И готовься к Танцу Смерти.
Ты пойдешь с нами, волей или неволей.
Только не паникуй, Рида Светлая, не паникуй.
Смерть от страха — не самая легкая».
И вдруг ей пришло в голову еще кое-что.
«Проклятье, что если все наоборот?! Узкий темный тоннель, опасность задохнуться… Конечно!
Не смерть, нет.
Самый древний страх человечества, сидящий в самых глубочайших глубинах сознания…
Рождение!»
Вот, что должно было ее убить.
Но если это так, тогда понятно, почему она все еще жива и не свихнулась от страха?
Что-то (или кто-то?), что расставило здесь ловушку на человека, совершило простейшую ошибку.
Ту, что стоила жизни некому шотландцу в древние времена на Земле.
И Рида, зажатая в каменных тисках в виде латинской буквы L, расхохоталась.
И громогласно объявила (ей все равно было, слышит ее кто-нибудь, или нет):
Так потеряй надежду на заклятие, пусть демон,
Которому служил ты, подтвердит:
До срока из утробы материнской
Был вырезан Макдуф, а не рожден.
«Только ребенок не ползет сам из материнского чрева.
Его…
Вот именно, его выталкивают».
Рида снова уперлась ободранными ладонями в стены и потребовала:
— Ну, так роди же меня! Роди, тужься ты, тупая сволочь! Ну, давай же, покажи себя!
Первая «схватка» едва не раздробила ей позвоночник.
Волна сокращений прокатилась по каменной утробе змея, грозя перемолоть кости, выжимая из груди последние молекулы кислорода.
И все же, Рида успела толкнуться и отыграть еще сантиметра два-три.
Глоток воздуха и следующая волна.
«Ну вот, жива я, или нет, не знаю, но поворот остался позади».
Потом все стихло.
Секунд тридцать Рида только ловила ртом воздух и «обезболивала» мышцы. Потом ее настигла новая схватка.
На этот раз ее протолкнуло чуть ли не на полметра «вперед и вверх».
«Но так дело не пойдет. Так до выхода из тоннеля доберутся три куска желе».

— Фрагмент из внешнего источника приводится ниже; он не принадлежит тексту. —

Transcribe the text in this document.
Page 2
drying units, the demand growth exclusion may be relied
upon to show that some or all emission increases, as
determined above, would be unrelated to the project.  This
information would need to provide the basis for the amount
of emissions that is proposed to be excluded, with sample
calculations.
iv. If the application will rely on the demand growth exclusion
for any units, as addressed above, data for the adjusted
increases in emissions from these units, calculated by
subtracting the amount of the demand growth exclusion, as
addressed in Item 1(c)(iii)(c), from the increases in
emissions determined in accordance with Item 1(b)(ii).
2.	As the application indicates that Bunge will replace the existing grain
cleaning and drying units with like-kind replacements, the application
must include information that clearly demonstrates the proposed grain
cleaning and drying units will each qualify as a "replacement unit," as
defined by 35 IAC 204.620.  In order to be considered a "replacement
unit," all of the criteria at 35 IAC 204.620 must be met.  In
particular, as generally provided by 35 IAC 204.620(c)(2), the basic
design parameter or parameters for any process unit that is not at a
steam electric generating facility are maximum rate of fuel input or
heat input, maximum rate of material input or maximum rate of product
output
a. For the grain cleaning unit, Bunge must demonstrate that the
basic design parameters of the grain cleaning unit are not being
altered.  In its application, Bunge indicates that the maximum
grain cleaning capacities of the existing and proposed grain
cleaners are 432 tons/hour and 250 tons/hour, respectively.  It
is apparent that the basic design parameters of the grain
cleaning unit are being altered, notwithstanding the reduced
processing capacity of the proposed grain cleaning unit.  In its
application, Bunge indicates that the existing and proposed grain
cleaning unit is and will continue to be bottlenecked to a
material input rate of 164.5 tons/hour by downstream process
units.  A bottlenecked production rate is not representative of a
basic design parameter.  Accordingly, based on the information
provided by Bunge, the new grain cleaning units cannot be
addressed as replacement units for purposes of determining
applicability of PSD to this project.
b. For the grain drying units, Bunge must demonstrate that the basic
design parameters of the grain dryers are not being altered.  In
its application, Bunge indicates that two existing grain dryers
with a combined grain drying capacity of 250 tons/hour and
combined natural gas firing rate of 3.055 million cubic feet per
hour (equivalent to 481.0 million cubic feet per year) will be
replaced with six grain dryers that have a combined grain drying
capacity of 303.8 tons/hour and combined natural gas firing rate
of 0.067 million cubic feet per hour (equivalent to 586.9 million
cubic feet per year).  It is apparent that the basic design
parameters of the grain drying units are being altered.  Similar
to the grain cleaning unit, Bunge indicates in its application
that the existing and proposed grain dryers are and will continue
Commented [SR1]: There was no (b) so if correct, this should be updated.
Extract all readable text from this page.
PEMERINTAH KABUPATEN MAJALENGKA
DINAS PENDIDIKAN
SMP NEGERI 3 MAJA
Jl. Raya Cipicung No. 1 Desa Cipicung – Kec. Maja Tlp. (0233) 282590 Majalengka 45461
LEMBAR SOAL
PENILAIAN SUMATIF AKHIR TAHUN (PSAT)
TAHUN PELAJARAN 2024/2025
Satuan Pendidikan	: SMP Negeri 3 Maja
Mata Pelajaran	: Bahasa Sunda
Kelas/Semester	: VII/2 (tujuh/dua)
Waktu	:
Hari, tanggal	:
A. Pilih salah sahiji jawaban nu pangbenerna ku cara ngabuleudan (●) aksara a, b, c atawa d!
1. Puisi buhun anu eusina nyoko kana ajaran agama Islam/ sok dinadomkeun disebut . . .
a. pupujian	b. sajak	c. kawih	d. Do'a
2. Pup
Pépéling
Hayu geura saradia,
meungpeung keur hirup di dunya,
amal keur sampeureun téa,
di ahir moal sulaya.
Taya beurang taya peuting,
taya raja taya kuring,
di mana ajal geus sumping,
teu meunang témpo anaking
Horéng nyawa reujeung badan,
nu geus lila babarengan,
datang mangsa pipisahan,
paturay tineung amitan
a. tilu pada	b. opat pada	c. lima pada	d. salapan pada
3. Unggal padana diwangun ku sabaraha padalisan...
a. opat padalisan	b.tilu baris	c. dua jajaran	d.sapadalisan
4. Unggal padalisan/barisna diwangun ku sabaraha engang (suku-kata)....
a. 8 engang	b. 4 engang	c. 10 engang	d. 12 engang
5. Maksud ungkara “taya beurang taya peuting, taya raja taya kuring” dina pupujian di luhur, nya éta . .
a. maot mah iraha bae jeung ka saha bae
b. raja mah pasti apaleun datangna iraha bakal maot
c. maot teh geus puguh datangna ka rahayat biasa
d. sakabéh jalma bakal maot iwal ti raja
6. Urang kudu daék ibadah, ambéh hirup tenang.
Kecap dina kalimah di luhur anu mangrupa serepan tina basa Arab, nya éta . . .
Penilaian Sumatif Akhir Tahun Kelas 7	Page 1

На то, чтоб это понять, ушли следующие тридцать секунд. Потом снова адская боль и невероятное изумление: почему она до сих пор жива и в сознании?
Да и руки-ноги целы, если она все еще ползет.
На этот раз ей дали целую минуту на размышления, да и последовавшая схватка была короче, и не такой болезненной.
Неужели тупое чудовище, в брюхе которого они путешествуют, их щадит?
Впрочем, почему тупое, и почему чудовище?
Даже сейчас и здесь она не может отделаться от собственных фантазий.
И тут Риду осенило еще раз.
Волны!
Вот что, она же читала когда-то о снах и воспоминаниях, связанных с родами.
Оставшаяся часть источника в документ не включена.